Auf dem Terrain der Tagespolitik suchen jetzt die einstigen Opfer des Krieges in Bosnien beziehungsweise die bosnischen Muslime einen Ersatz für ihre durch die Serben verursachten territorialen Verluste. Da die internationale Gemeinschaft vor zwei Jahren nicht imstande war, die serbischen Aggression einzudämmen und den Krieg zu stoppen, wenden sich jetzt die Muslimkämpfer gegen ihre einstigen kroatischen Helfer und Verbündeten. Zweifellos ist es für die Muslime viel leichter, relativ wenige bosnische Kroaten zu bekämpfen, als die zahlreichen und gut befestigten serbischen Stellungen in Bosnien zurückzuerobern. Die Kroatien in Bosnien und der Herzegowina haben 40 Prozent der Gebiete verloren, in denen sie seit hundert Jahren gewohnt haben. Seltsamerweise haben Massaker an kroatischen Zivilisten in den bosnischen Ortschaften Kiseljak, Maljine, Doljani, Uzdol, Krizancevo, und so weiter, die von muslimischen Militärverbänden verübt wurden, kein großes Echo in der Welt heraufbeschworen.

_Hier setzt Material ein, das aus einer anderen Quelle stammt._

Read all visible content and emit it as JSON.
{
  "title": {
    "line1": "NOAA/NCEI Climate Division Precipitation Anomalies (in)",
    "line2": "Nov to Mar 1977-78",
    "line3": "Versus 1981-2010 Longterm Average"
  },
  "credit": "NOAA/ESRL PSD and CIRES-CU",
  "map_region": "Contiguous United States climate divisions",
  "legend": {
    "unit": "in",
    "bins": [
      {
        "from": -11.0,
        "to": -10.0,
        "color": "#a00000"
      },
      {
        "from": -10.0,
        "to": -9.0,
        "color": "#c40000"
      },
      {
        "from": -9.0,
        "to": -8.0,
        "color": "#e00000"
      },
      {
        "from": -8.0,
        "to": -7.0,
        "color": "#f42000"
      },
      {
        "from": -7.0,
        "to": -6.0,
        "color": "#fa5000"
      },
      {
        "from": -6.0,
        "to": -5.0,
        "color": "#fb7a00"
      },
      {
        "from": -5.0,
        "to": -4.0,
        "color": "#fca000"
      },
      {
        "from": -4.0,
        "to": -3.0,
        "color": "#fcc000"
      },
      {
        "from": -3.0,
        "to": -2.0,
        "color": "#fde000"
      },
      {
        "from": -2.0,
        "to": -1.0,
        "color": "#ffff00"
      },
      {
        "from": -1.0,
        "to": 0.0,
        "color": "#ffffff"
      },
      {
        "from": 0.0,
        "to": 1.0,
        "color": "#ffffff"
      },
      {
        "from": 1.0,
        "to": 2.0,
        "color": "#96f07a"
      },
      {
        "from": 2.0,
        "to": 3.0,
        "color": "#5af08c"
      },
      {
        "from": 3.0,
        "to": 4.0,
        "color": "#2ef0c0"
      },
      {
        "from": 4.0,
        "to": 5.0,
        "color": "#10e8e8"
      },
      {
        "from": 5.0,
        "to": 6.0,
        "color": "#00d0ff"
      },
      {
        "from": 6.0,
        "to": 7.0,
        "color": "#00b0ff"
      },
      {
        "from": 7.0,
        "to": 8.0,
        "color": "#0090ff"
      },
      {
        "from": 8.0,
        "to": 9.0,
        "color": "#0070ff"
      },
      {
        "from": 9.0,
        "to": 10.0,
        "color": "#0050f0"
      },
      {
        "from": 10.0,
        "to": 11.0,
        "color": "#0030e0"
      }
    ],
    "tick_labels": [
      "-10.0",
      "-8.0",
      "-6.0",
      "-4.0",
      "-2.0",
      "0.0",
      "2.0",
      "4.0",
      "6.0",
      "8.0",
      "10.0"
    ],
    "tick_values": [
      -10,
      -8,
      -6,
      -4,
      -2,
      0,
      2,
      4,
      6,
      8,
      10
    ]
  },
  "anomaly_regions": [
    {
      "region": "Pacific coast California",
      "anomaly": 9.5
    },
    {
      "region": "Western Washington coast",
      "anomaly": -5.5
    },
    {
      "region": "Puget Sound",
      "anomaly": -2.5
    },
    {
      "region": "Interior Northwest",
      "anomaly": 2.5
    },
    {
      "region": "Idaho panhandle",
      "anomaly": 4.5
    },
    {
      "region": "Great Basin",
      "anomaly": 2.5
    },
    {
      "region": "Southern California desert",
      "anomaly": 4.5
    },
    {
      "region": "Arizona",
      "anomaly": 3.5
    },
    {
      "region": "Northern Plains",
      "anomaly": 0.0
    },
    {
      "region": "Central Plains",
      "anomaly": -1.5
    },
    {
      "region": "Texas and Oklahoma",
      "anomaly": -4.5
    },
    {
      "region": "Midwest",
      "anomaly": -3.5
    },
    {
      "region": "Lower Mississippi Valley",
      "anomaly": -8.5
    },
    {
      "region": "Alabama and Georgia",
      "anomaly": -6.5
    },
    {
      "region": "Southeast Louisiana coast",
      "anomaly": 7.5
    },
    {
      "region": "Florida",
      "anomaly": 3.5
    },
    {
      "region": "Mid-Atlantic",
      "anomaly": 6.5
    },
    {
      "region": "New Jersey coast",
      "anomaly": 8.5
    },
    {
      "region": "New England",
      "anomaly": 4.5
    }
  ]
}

Um die surreale Situation in Bosnien zu verstehen, sollte man sich auch vor Augen halten, dass Kroatien heute mehr als 150 000 muslimische Flüchtlinge aus Bosnien versorgt und beherbergt, deren männliche Angehörige aller Wahrscheinlichkeit nach gegen Kroaten in Bosnien kämpfen – ganz zu schweigen von der halben Million aus serbisch besetzten Gebieten vertriebenen Kroaten, für die gesorgt werden muss. Was sollte Kroatien eigentlich tun angesichts der Bosnien-Frage, Flüchtlingsfrage und nicht zuletzt der sogenannten Krajina-Frage? Seit drei Jahren wiederholt Präsident Tudjman, dass der Krieg ausschließlich mit friedlichen Mitteln und mit Hilfe der Vermittler der Vereinten Nationen und der Europäischen Gemeinschaft beendet werden soll. Für seinen guten Willen und seine Kooperationsbereitschaft erntete Kroatien Vorwürfe und Kriminalisierungen. Sollte es auf das falsche Pferd gesetzt haben, als es sein Anliegen der demokratischen Selbstbestimmung dem Westen anvertraute?

Professor Dr. Tomislav Sunic
Informationsabteilung des Außenministeriums, Zagreb, Kroatien

La logique du pire dans les Balkans ( 07.03.1994 ~ Tribune Libre Le Journal de Montréal )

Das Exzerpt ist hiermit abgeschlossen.